Application Time. ProGibb LV PlusR is applied as a foliar spray at the cauliflower stage of avocado inflorescence development. The applications should be made when 50% of the trees in the block have 50% of their bloom at the cauliflower stage. This means that 25% of the bloom will be at an earlier stage of inflorescence development and 25% will be approaching bloom (open flowers). If you are unable to make the application at this time, being slightly late in applying the treatment affords better efficacy than being too early. Note: applications made at full bloom are typically not effective.
ProGibb LV PlusR Dose and Dilution Rate. The sprays should be applied like a pesticide spray to give full canopy coverage, especially of the developing inflorescences, but not sprayed to run-off. For ground application, use 12.5 fluid ounces of ProGibb LV PlusR (25 grams active ingredient [g ai]) in 100 gallons of water/acre. For aerial (helicopter) application, use 12.5 fluid ounces (25 g ai) in 75 gallons of water /acre. The maximum allowable dose is 25 g GA3 (active ingredient)/acre. Note: the results of our research documented that lower and higher doses are less effective.
Spray Solution pH. The final pH of the spray solution in our research was between pH 5.5 to 6.0. ProGibb LV PlusR is stable at pH 4.0 to 8.5. The pH of the water used should be adjusted accordingly. Note: prolonged exposure of GA3 to a pH > 8.5 should be avoided to prevent breakdown of the material.
Additional Information on Spray Volume. In our research, for ground applications, we used the same amount of GA3 (25 g ai/acre) but a spray volume of 200 to 250 gallons of water/acre, depending on tree size, to achieve good coverage without causing the material to run-off the tree and with minimum spray volume left in the tank after application. Use of spray volumes greater than label rate of 100 gallons of water/acre for ground application is the decision of the Agricultural Commissioner for each county. Consult with your County Agricultural Commissioner, if you wish to apply ProGibb LV PlusR (25 g ai) in more than 100 gallons of water/acre as a ground spray.

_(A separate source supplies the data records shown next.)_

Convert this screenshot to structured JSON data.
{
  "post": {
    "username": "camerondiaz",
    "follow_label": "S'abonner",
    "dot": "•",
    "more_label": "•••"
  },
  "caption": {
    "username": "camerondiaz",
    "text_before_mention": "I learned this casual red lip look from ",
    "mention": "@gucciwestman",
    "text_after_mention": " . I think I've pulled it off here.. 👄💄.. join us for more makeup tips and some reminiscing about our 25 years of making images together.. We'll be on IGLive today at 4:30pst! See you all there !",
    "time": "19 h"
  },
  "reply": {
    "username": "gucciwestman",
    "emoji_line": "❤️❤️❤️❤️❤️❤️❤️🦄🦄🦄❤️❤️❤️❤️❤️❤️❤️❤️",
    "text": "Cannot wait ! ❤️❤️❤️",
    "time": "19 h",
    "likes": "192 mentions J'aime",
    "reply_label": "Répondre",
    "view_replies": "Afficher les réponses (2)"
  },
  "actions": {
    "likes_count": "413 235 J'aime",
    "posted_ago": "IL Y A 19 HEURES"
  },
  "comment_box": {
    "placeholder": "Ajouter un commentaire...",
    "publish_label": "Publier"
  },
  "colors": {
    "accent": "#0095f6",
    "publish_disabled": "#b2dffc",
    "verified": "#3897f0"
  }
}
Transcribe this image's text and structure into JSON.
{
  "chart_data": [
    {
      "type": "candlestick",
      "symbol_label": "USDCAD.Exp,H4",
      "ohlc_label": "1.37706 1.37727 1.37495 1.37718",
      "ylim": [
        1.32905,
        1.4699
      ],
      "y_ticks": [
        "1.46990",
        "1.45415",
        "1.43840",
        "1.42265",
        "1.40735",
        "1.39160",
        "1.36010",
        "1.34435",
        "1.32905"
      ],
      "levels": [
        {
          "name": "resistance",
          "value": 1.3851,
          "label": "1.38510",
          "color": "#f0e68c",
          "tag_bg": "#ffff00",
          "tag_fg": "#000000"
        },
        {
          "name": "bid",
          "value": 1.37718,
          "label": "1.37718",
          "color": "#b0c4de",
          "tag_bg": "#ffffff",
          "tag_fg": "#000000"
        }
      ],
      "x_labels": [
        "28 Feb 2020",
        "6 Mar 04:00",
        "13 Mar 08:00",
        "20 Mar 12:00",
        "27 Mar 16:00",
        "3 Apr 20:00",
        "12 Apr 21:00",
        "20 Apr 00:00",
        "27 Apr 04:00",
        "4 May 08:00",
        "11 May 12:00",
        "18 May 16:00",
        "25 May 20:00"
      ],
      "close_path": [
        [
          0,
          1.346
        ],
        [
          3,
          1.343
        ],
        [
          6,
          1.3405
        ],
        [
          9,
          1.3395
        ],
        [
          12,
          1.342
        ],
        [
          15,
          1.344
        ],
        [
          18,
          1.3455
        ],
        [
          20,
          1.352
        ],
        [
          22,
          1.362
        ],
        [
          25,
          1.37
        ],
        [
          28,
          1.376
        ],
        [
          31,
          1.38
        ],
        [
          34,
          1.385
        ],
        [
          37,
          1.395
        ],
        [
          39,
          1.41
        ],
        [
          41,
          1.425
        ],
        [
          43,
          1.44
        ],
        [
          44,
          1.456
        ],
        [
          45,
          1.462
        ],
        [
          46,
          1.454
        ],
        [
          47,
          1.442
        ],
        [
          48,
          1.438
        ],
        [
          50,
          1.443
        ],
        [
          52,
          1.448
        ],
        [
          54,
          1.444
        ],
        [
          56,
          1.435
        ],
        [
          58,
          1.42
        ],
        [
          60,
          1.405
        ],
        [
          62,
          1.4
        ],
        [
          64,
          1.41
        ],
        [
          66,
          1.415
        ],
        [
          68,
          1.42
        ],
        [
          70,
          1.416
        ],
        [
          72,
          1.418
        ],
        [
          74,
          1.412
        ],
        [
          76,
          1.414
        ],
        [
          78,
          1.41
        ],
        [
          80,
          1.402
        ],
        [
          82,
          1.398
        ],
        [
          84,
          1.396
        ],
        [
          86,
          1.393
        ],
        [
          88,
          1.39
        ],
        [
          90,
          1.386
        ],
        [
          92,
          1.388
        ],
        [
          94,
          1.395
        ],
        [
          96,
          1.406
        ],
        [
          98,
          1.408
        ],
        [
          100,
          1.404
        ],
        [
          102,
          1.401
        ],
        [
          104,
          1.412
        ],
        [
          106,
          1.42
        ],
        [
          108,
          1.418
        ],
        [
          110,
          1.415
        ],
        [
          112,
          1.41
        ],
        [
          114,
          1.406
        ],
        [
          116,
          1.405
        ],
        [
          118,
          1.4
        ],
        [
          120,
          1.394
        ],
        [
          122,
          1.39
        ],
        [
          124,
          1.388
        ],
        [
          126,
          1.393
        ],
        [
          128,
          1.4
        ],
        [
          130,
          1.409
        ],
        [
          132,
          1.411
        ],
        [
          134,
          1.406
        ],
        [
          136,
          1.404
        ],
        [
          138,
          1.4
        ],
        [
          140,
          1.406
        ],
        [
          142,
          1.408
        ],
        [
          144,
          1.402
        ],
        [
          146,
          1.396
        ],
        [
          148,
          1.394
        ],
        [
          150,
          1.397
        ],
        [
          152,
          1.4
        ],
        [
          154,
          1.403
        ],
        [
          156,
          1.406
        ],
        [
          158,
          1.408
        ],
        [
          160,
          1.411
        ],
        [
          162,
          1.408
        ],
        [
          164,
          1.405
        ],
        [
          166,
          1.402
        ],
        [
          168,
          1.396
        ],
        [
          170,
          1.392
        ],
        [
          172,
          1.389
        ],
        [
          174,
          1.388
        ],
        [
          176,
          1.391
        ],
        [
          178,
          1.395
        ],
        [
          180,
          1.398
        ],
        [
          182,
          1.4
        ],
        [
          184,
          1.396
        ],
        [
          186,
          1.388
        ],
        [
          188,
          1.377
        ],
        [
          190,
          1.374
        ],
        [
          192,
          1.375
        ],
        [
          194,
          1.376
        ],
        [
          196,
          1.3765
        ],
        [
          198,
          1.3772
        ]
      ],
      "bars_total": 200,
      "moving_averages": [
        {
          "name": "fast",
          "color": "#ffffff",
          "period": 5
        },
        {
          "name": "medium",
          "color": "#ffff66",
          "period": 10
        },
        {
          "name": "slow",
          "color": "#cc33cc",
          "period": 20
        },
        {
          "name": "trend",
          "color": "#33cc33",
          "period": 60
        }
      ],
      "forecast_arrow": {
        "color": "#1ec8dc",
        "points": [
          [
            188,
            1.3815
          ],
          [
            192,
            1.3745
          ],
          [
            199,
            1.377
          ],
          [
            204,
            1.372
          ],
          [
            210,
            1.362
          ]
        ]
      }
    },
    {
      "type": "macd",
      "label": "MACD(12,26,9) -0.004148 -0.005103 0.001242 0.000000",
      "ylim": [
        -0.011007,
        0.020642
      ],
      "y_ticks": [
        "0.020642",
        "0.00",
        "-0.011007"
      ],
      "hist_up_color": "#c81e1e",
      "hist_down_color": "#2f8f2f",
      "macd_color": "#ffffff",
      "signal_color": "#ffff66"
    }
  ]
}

For the aerial (helicopter) application, the greatest efficacy was achieved with ProGibb LV PlusR (12.5 fluid ounces, 25 g ai) in 75 gallons of water/ acre.
Wetting Agent. In our research, we used the organosilicone surfactant Silwett L-77R or Widespread MaxR (Loveland Industries, Greely, CO) at a final concentration of 0.05%. Similar pure organosilicone type surfactants are acceptable.
Photo: Cauliflower stage inflorescence. Source: Salazar-García et al., 1998.